Par un mémoire en défense, enregistré le 21 janvier 2026, le préfet de la Seine-Maritime conclut au rejet de la requête.
Il fait valoir que les moyens soulevés par le requérant ne sont pas fondés.
Par ordonnance du 21 janvier 2026, la clôture de l’instruction a été fixée au 6 février 2026
Par décision en date du 27 août 2025 le bureau d’aide juridictionnelle du tribunal judiciaire de Rouen a accordé à M. B… l’aide juridictionnelle totale.

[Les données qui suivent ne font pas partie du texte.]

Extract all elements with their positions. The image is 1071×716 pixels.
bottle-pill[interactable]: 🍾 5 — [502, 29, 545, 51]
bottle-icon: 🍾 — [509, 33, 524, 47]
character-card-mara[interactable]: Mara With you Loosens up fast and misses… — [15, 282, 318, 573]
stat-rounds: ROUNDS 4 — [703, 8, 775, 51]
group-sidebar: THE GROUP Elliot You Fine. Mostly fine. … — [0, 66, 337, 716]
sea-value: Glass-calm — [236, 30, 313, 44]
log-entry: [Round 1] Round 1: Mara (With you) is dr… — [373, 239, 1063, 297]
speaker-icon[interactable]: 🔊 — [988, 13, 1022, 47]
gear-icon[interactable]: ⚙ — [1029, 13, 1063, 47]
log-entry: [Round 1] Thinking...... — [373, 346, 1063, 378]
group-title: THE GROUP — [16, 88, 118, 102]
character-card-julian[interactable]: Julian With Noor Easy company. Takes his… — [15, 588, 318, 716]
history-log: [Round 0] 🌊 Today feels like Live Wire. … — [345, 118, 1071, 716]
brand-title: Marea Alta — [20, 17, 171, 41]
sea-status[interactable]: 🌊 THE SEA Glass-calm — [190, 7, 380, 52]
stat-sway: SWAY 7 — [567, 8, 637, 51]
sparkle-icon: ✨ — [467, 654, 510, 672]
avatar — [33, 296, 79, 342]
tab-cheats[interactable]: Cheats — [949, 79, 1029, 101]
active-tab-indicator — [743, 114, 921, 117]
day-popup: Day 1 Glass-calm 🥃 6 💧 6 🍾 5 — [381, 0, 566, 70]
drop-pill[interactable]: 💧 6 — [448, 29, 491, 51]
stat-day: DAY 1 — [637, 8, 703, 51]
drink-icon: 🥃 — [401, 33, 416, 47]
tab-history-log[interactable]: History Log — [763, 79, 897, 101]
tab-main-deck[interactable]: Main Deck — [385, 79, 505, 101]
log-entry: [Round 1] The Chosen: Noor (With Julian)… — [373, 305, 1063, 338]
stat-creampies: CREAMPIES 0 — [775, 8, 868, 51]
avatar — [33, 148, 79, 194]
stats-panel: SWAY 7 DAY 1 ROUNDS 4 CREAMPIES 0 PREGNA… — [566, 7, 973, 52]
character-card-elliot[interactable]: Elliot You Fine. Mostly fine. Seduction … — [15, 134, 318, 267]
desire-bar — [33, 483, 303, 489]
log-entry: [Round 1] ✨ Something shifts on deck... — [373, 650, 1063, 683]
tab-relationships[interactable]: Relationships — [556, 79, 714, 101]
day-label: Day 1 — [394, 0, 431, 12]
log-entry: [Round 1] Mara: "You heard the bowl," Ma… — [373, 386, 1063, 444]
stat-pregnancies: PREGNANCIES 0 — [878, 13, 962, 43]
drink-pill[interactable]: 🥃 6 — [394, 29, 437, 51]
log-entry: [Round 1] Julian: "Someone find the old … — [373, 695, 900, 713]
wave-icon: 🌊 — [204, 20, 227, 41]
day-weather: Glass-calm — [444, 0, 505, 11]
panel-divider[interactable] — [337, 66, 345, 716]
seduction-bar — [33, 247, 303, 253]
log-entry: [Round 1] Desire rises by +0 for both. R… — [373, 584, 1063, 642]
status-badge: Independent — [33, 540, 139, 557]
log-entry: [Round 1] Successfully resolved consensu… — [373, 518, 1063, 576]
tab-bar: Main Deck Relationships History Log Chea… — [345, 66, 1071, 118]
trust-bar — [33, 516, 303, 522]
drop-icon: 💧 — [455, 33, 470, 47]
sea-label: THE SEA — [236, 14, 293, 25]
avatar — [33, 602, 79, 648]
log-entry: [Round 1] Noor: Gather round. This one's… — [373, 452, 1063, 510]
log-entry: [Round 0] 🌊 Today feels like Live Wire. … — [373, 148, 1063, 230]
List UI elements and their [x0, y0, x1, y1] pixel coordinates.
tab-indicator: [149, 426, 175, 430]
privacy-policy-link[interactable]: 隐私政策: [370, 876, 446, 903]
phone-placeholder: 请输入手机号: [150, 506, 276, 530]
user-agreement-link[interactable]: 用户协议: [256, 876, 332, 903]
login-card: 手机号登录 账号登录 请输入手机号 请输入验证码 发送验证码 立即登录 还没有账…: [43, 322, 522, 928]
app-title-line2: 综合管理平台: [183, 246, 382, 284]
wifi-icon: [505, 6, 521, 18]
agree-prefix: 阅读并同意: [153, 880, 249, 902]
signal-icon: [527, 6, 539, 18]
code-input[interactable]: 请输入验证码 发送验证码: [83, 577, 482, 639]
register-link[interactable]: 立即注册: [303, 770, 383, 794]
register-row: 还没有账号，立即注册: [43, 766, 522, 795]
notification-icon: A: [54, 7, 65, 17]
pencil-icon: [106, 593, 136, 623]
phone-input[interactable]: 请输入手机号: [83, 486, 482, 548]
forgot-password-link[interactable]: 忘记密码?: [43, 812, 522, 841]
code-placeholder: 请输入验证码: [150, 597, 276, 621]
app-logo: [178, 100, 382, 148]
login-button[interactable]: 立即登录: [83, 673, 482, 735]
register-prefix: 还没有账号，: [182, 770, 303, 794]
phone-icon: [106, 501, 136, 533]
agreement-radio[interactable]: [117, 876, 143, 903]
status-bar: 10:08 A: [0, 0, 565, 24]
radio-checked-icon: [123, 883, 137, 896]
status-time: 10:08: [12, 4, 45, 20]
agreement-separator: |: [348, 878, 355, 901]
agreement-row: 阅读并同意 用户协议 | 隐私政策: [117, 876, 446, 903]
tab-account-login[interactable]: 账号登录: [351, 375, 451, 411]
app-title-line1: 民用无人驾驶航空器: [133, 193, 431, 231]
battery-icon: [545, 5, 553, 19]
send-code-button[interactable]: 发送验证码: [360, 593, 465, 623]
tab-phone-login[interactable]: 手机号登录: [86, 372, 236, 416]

Vu les autres pièces du dossier.
Vu :
- la convention européenne de sauvegarde des droits de l’homme et des libertés fondamentales ;
- l’accord franco-algérien du 27 décembre 1968 ;
- le code de l’entrée et du séjour des étrangers et du droit d’asile ;
- la loi n° 91-647 du 10 juillet 1991 ;
- le code de justice administrative.
Le président de la formation de jugement a dispensé le rapporteur public, sur sa proposition, de prononcer des conclusions à l’audience.
Les parties ont été régulièrement averties du jour de l’audience ;
Ont été entendus au cours de l’audience publique :
le rapport de M. Baude, premier conseiller,
et les observations de Me Inquimbert, avocat de M. B….
Considérant ce qui suit :
M. B…, ressortissant algérien né le 21 janvier 2005 à Les (Espagne), est entré en France en août 2021 selon ses déclarations. Il a sollicité la délivrance d’un titre de séjour en tant que membre de la famille d’un citoyen de l’Union européenne. Il demande au tribunal d’annuler l’arrêté du 12 mai 2025 par lequel le préfet de la Seine-Maritime lui a refusé un titre de séjour, a assorti ce refus d’une obligation de quitter le territoire français dans le délai de trente jours, a fixé le pays de destination et lui a interdit le retour sur le territoire pendant trois mois.
Sur les conclusions à fin d’annulation :
En ce qui concerne certains moyens communs :
Les décisions de refus de séjour, portant obligation de quitter le territoire français dans un délai de trente jours et fixant le pays de destination, qui n’avaient pas à indiquer de manière exhaustive l’ensemble des éléments afférents à la situation personnelle du requérant, énoncent les considérations de droit et de fait sur lesquelles elles se fondent avec une précision suffisante pour permettre au requérant de comprendre leurs motifs et, le cas échéant, d’exercer utilement son recours. Par suite le moyen tiré du défaut de motivation doit être écarté.
En ce qui concerne le refus d’admission au séjour :
En premier lieu, aux termes de l’article L. 233-1 du code de l’entrée et du séjour des étrangers et du droit d’asile : « Les citoyens de l’Union européenne ont le droit de séjourner en France pour une durée supérieure à trois mois s’ils satisfont à l’une des conditions suivantes : / 1° Ils exercent une activité professionnelle en France ; / 2° Ils disposent pour eux et pour leurs membres de famille de ressources suffisantes afin de ne pas devenir une charge pour le système d’assistance sociale, ainsi que d’une assurance maladie ; (…) 4° Ils sont membres de famille accompagnant ou rejoignant un citoyen de l’Union européenne qui satisfait aux conditions énoncées aux 1° ou 2° ; (…) ». Aux termes de l’article L. 233-2 de ce code : « Les ressortissants de pays tiers, membres de famille d’un citoyen de l’Union européenne satisfaisant aux conditions énoncées aux 1° ou 2° de l’article L. 233-1, ont le droit de séjourner sur le territoire français pour une durée supérieure à trois mois. (…) ».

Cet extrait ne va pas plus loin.